How whey protein hydrolysate turns on the signal molecule AKT the researchers don’t know. At the start of the article they suggest that the effect may be the work of BCAA peptides, but later on they suggest a different theory. Whey protein hydrolysate, and to a lesser extent whey, contain large amounts of methionine and cysteine [in the table the word cystine is used, but that’s a typing error]. Methionine and cysteine are precursors of taurine.

3

Taurine may well be responsible for increased GLUT4 activity, the researchers say.

Well, well. That’s interesting: BCAA peptides are enormously expensive, taurine is not.

Whey protein hydrolysate increases translocation of GLUT-4 to the plasma membrane independent of insulin in wistar rats.

Morato PN, Lollo PC, Moura CS, Batista TM, Camargo RL, Carneiro EM, Amaya-Farfan J.

Source

University of Campinas (UNICAMP), Faculty of Food Engineering (FEA), Campinas, São Paulo, Brazil.

Abstract

Whey protein (WP) and whey protein hydrolysate (WPH) have the recognized capacity to increase glycogen stores.
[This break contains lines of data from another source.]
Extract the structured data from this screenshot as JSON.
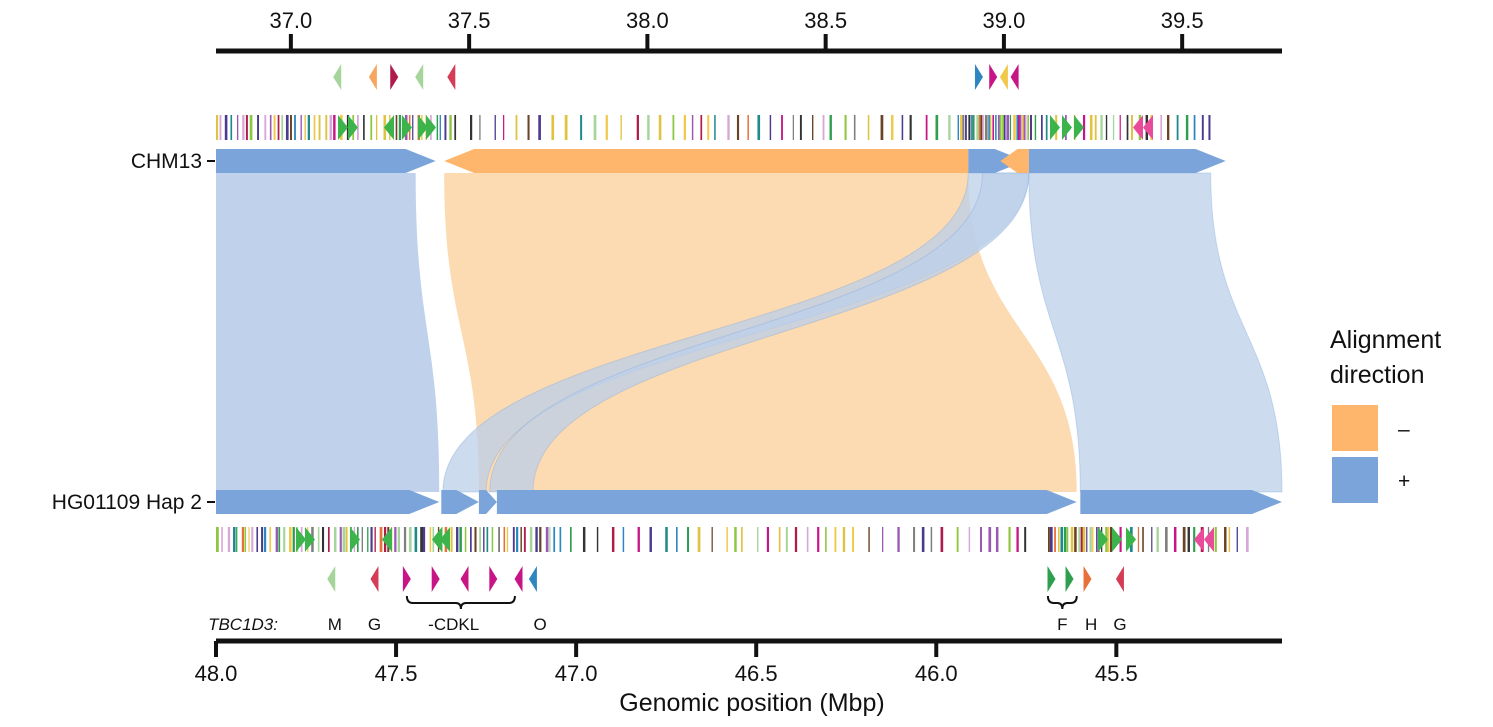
{
  "chart_data": {
    "type": "alignment",
    "xlabel": "Genomic position (Mbp)",
    "top_axis": {
      "ticks": [
        37.0,
        37.5,
        38.0,
        38.5,
        39.0,
        39.5
      ],
      "tick_labels": [
        "37.0",
        "37.5",
        "38.0",
        "38.5",
        "39.0",
        "39.5"
      ],
      "range": [
        36.79,
        39.78
      ]
    },
    "bottom_axis": {
      "ticks": [
        48.0,
        47.5,
        47.0,
        46.5,
        46.0,
        45.5
      ],
      "tick_labels": [
        "48.0",
        "47.5",
        "47.0",
        "46.5",
        "46.0",
        "45.5"
      ],
      "range": [
        48.0,
        45.04
      ]
    },
    "sequences": [
      {
        "name": "CHM13",
        "label": "CHM13"
      },
      {
        "name": "HG01109 Hap 2",
        "label": "HG01109 Hap 2"
      }
    ],
    "legend": {
      "title_line1": "Alignment",
      "title_line2": "direction",
      "placement": "right",
      "entries": [
        {
          "label": "–",
          "color": "#FDB66C"
        },
        {
          "label": "+",
          "color": "#7BA5DA"
        }
      ]
    },
    "colors": {
      "minus": "#FDB66C",
      "plus": "#7BA5DA",
      "minus_ribbon": "#FCD9AE",
      "plus_ribbon": "#BCCFEA",
      "axis": "#111111"
    },
    "alignments": [
      {
        "direction": "+",
        "top": [
          36.79,
          37.35
        ],
        "bottom": [
          48.0,
          47.38
        ]
      },
      {
        "direction": "-",
        "top": [
          37.43,
          38.9
        ],
        "bottom": [
          47.27,
          45.61
        ]
      },
      {
        "direction": "+",
        "top": [
          38.9,
          39.07
        ],
        "bottom": [
          47.37,
          47.25
        ]
      },
      {
        "direction": "+",
        "top": [
          38.94,
          39.07
        ],
        "bottom": [
          47.24,
          47.12
        ]
      },
      {
        "direction": "+",
        "top": [
          39.07,
          39.58
        ],
        "bottom": [
          45.6,
          45.04
        ]
      }
    ],
    "top_genes": [
      {
        "pos": 37.13,
        "strand": "-",
        "color": "#A6D59B"
      },
      {
        "pos": 37.23,
        "strand": "-",
        "color": "#F7A660"
      },
      {
        "pos": 37.29,
        "strand": "+",
        "color": "#B01C4A"
      },
      {
        "pos": 37.36,
        "strand": "-",
        "color": "#A6D59B"
      },
      {
        "pos": 37.45,
        "strand": "-",
        "color": "#D43D55"
      },
      {
        "pos": 38.93,
        "strand": "+",
        "color": "#2E86C1"
      },
      {
        "pos": 38.97,
        "strand": "+",
        "color": "#C71585"
      },
      {
        "pos": 39.0,
        "strand": "-",
        "color": "#F2C84B"
      },
      {
        "pos": 39.03,
        "strand": "-",
        "color": "#C71585"
      }
    ],
    "bottom_genes": [
      {
        "pos": 47.68,
        "strand": "-",
        "color": "#A6D59B"
      },
      {
        "pos": 47.56,
        "strand": "-",
        "color": "#D43D55"
      },
      {
        "pos": 47.47,
        "strand": "+",
        "color": "#C71585"
      },
      {
        "pos": 47.39,
        "strand": "+",
        "color": "#C71585"
      },
      {
        "pos": 47.31,
        "strand": "-",
        "color": "#C71585"
      },
      {
        "pos": 47.23,
        "strand": "+",
        "color": "#C71585"
      },
      {
        "pos": 47.16,
        "strand": "-",
        "color": "#C71585"
      },
      {
        "pos": 47.12,
        "strand": "-",
        "color": "#2E86C1"
      },
      {
        "pos": 45.68,
        "strand": "+",
        "color": "#2E9E4F"
      },
      {
        "pos": 45.63,
        "strand": "+",
        "color": "#2E9E4F"
      },
      {
        "pos": 45.58,
        "strand": "+",
        "color": "#E8703A"
      },
      {
        "pos": 45.49,
        "strand": "-",
        "color": "#D43D55"
      }
    ],
    "gene_labels": {
      "prefix": "TBC1D3:",
      "items": [
        {
          "text": "M",
          "pos": 47.67
        },
        {
          "text": "G",
          "pos": 47.56
        },
        {
          "text": "-CDKL",
          "pos": 47.34
        },
        {
          "text": "O",
          "pos": 47.1
        },
        {
          "text": "F",
          "pos": 45.65
        },
        {
          "text": "H",
          "pos": 45.57
        },
        {
          "text": "G",
          "pos": 45.49
        }
      ],
      "braces": [
        {
          "from": 47.47,
          "to": 47.17
        },
        {
          "from": 45.69,
          "to": 45.61
        }
      ]
    },
    "gene_track_palette": [
      "#8DC63F",
      "#4B3B8F",
      "#2E9E4F",
      "#D8A7D8",
      "#C71585",
      "#7F7F7F",
      "#1F8A8A",
      "#E0C341",
      "#B01C4A",
      "#2E86C1",
      "#9B59B6",
      "#333333",
      "#A6D59B",
      "#E8703A",
      "#6B4226",
      "#F2C84B"
    ]
  }
}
The objective of this study was to verify if consuming WP and WPH could also increase the concentration of the glucose transporters GLUT-1 and GLUT-4 in the plasma membrane (PM) of the muscle cells of sedentary and exercised animals. Forty-eight Wistar rats were divided into 6 groups (n?=?8 per group), were treated and fed with experimental diets for 9 days as follows: a) control casein (CAS); b) WP; c) WPH; d) CAS exercised; e) WP exercised; and f) WPH exercised. After the experimental period, the animals were sacrificed, muscle GLUT-1 and GLUT-4, p85, Akt and phosphorylated Akt were analyzed by western blotting, and the glycogen, blood amino acids, insulin levels and biochemical health indicators were analyzed using standard methods. Consumption of WPH significantly increased the concentrations of GLUT-4 in the PM and glycogen, whereas the GLUT-1 and insulin levels and the health indicators showed no alterations. The physical exercise associated with consumption of WPH had favorable effects on glucose transport into muscle. These results should encourage new studies dealing with the potential of both WP and WPH for the treatment or prevention of type II diabetes, a disease in which there is reduced translocation of GLUT-4 to the plasma membrane.